Q.31 – Reference and Further Reading
Health Protection Scotland – Lyme Disease: Surveillance
Notifiable Diseases and their respective causative pathogens. Health Protection Surveillance Centre (HPSC), Ireland.
Q.32 – How accurate is the recording of Lyme disease cases?
A.32 – It is acknowledged by authorities who record laboratory-confirmed cases of Lyme borreliosis, such as Public Health England (formerly Health Protection Agency), that the data is incomplete because they do not include cases diagnosed and treated on the basis of clinical features such as Erythema Migrans (the early rash of Lyme borreliosis), without laboratory tests.
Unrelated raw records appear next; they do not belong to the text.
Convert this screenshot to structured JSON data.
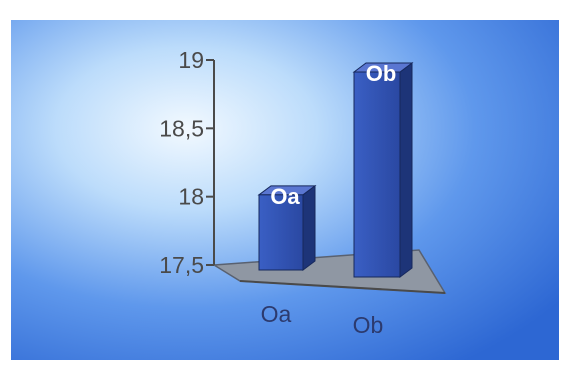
{
  "chart_data": {
    "type": "bar",
    "categories": [
      "Oa",
      "Ob"
    ],
    "values": [
      18.05,
      19.0
    ],
    "data_labels": [
      "Oa",
      "Ob"
    ],
    "y_ticks": [
      "17,5",
      "18",
      "18,5",
      "19"
    ],
    "ylim": [
      17.5,
      19
    ],
    "three_d": true,
    "grid": false,
    "legend": "none",
    "colors": {
      "bar_front": "#2e4fb0",
      "bar_side": "#1d3478",
      "bar_top": "#5a76d1",
      "floor": "#8f97a3",
      "axis": "#4a4a4a",
      "background_center": "#eaf5ff",
      "background_edge": "#2f6ed8"
    }
  }
}
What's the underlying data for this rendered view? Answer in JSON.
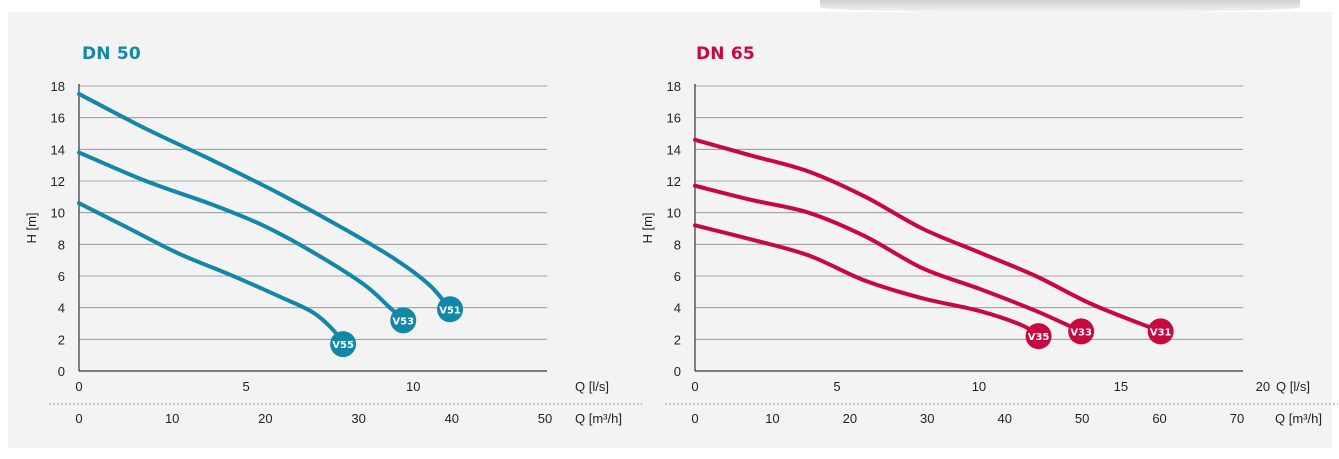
{
  "chart_data": [
    {
      "type": "line",
      "title": "DN 50",
      "color": "#1287a8",
      "ylabel": "H [m]",
      "xlabel": "Q [l/s]",
      "xlabel2": "Q [m³/h]",
      "xlim": [
        0,
        14
      ],
      "ylim": [
        0,
        18
      ],
      "x_ticks": [
        "0",
        "5",
        "10"
      ],
      "x_ticks_values": [
        0,
        5,
        10
      ],
      "x2_ticks": [
        "0",
        "10",
        "20",
        "30",
        "40",
        "50"
      ],
      "x2_ticks_values": [
        0,
        10,
        20,
        30,
        40,
        50
      ],
      "y_ticks": [
        "0",
        "2",
        "4",
        "6",
        "8",
        "10",
        "12",
        "14",
        "16",
        "18"
      ],
      "grid": "horizontal",
      "series": [
        {
          "name": "V51",
          "points": [
            [
              0,
              17.5
            ],
            [
              2,
              15.3
            ],
            [
              4,
              13.3
            ],
            [
              6,
              11.2
            ],
            [
              8,
              8.9
            ],
            [
              9.5,
              7.0
            ],
            [
              10.5,
              5.4
            ],
            [
              11.1,
              3.9
            ]
          ]
        },
        {
          "name": "V53",
          "points": [
            [
              0,
              13.8
            ],
            [
              2,
              12.0
            ],
            [
              4,
              10.5
            ],
            [
              5.5,
              9.2
            ],
            [
              7,
              7.5
            ],
            [
              8.5,
              5.5
            ],
            [
              9.3,
              4.0
            ],
            [
              9.7,
              3.2
            ]
          ]
        },
        {
          "name": "V55",
          "points": [
            [
              0,
              10.6
            ],
            [
              1.5,
              9.0
            ],
            [
              3,
              7.4
            ],
            [
              4.5,
              6.1
            ],
            [
              6,
              4.7
            ],
            [
              7,
              3.7
            ],
            [
              7.6,
              2.6
            ],
            [
              7.9,
              1.7
            ]
          ]
        }
      ]
    },
    {
      "type": "line",
      "title": "DN 65",
      "color": "#c8093f",
      "ylabel": "H [m]",
      "xlabel": "Q [l/s]",
      "xlabel2": "Q [m³/h]",
      "xlim": [
        0,
        19.3
      ],
      "ylim": [
        0,
        18
      ],
      "x_ticks": [
        "0",
        "5",
        "10",
        "15",
        "20"
      ],
      "x_ticks_values": [
        0,
        5,
        10,
        15,
        20
      ],
      "x2_ticks": [
        "0",
        "10",
        "20",
        "30",
        "40",
        "50",
        "60",
        "70"
      ],
      "x2_ticks_values": [
        0,
        10,
        20,
        30,
        40,
        50,
        60,
        70
      ],
      "y_ticks": [
        "0",
        "2",
        "4",
        "6",
        "8",
        "10",
        "12",
        "14",
        "16",
        "18"
      ],
      "grid": "horizontal",
      "series": [
        {
          "name": "V31",
          "points": [
            [
              0,
              14.6
            ],
            [
              2,
              13.6
            ],
            [
              4,
              12.6
            ],
            [
              6,
              11.0
            ],
            [
              8,
              9.0
            ],
            [
              10,
              7.5
            ],
            [
              12,
              6.0
            ],
            [
              14,
              4.2
            ],
            [
              16.4,
              2.5
            ]
          ]
        },
        {
          "name": "V33",
          "points": [
            [
              0,
              11.7
            ],
            [
              2,
              10.8
            ],
            [
              4,
              10.0
            ],
            [
              6,
              8.5
            ],
            [
              8,
              6.5
            ],
            [
              10,
              5.2
            ],
            [
              12,
              3.8
            ],
            [
              13.6,
              2.5
            ]
          ]
        },
        {
          "name": "V35",
          "points": [
            [
              0,
              9.2
            ],
            [
              2,
              8.3
            ],
            [
              4,
              7.3
            ],
            [
              6,
              5.7
            ],
            [
              8,
              4.6
            ],
            [
              10,
              3.8
            ],
            [
              11.5,
              2.9
            ],
            [
              12.1,
              2.2
            ]
          ]
        }
      ]
    }
  ]
}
Q.32 – Reference and Further Reading
Q.33 – Should Lyme disease victims donate blood?
A.33 – There is no guidance in the UK and Ireland regarding blood transfusion and Lyme borreliosis or any co-infections. Although there are no recorded cases of Lyme borreliosis being transmitted via a blood transfusion, it is recognised that Borreliae (the bacteria which cause Lyme disease) can survive in blood that is stored for transfusion. If a person is currently being treated with antibiotics for Lyme borreliosis, they should not donate blood.
Donors who have been treated for Lyme borreliosis within a 12-month period are deferred from donating blood by the American Red Cross, and a physician should consider them symptom free before they will be accepted as a donor.
The US transfusion services indefinitely defers people who have been infected with Babesia from donating blood.
Anaplasma phagocytophilum has been shown to survive for more than a week in refrigerated blood. Several cases of transfusion-related Anaplasmosis have been reported.
People who have been treated for Lyme borreliosis should consult their transfusion service regarding their eligibility to donate blood.
Q.33 – Reference and Further Reading
Transfer of Borrelia burgdorferi s.s. infection via blood transfusion in a murine model. Gabitzsch, Piesman, Dolan, Sykes and Zeidner.
Anaplasma phagocytophilum transmitted through blood transfusion—Minnesota, 2007. Centers for Disease Control and Prevention (CDC).
Babesiosis Acquired through Blood Transfusion, California, USA. Van Ngo and Rachel Civen.
Q.34 – What if I am, or become, pregnant?
A.34 – If you have Lyme borreliosis and suspect you are pregnant, or you are pregnant and suspect you might have Lyme borreliosis, talk to your GP or obstetrician without delay, as an untreated infection during pregnancy may lead to infection of the placenta with dangerous implications for your baby.
No serious effects on the foetus have been found in cases where the mother receives prompt and appropriate antibiotic treatment for Lyme borreliosis. Treatment for pregnant women is generally a 2 – 4 week course of amoxicillin. For women who are allergic to amoxicillin, cefuroxime axetil is generally given. Doxycycline, which is the usual treatment for adults outside pregnancy, is not suitable as it can affect the development of the foetus. It is important to bear in mind that a blood test for Lyme borreliosis may not appear positive until 4-6 weeks after infection.
Q.34 – Reference and Further Reading
Annals of Internal Medicine. Maternal-Fetal Transmission of the Lyme Disease Spirochete, Borrelia burgorferi. Schlesinger, Duray, Burke, Steere and Stillman.